My Little Offering is a Christian gospel album by Levi Sap Nei Thang, released on February 14, 2026. The album comprises 15 tracks, including nine English songs and six multilingual renditions in Arabic, Chinese, Hebrew, Hindi, Malay, and Persian. It was released on major music streaming platforms worldwide.

Prior to her international career, she represented indigenous communities in Myanmar, performing patriotic songs on national television and at official state banquets. Her musical style is characterized by a blend of personal storytelling, faith-based themes, and cultural identity.

=== Humanitarian ===
Levi founded the charitable organization I Love Myanmar in 2001, which has provided many relief aids to the people affected by Cyclone Nargis since 2008. Her daughter died while she was supporting the victims of the cyclone. She has donated the Intensive Care Unit (ICU) to Yangon Children's Hospital and medicines to other hospitals in Chin State in memory of her daughter Emanuel. She has also established the Emanuel Foundation.

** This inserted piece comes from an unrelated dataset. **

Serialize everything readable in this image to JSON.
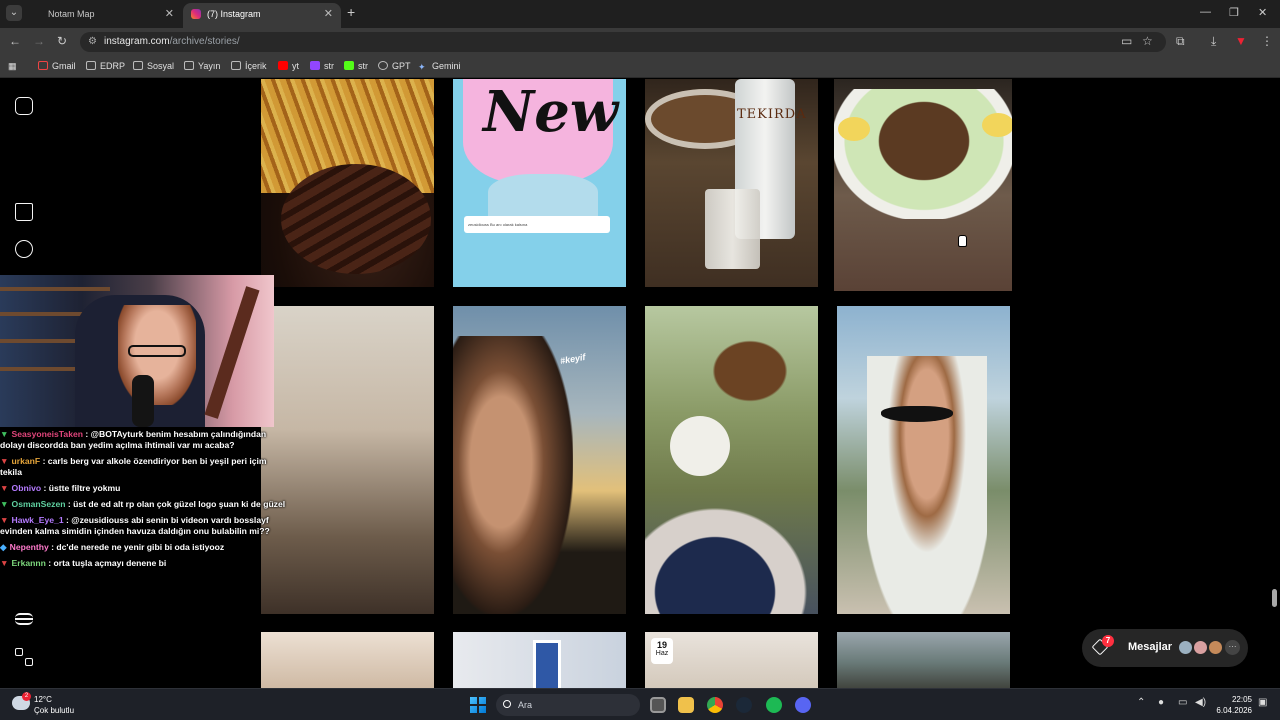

She donated 286 houses for storm survivors in Daukkyi and Thechaung, Bogale, the southern part of Myanmar. The donation was accepted by Brig-Gen Kyaw Myint, the Deputy Minister of Social Welfare, Relief, and Resettlement of Myanmar.

Levi was married to Daniel Lim who for many years was CEO of the International House of Prayer (IHOPKC), alongside Mike Bickle who, in 2023, confessed to sexual misconduct.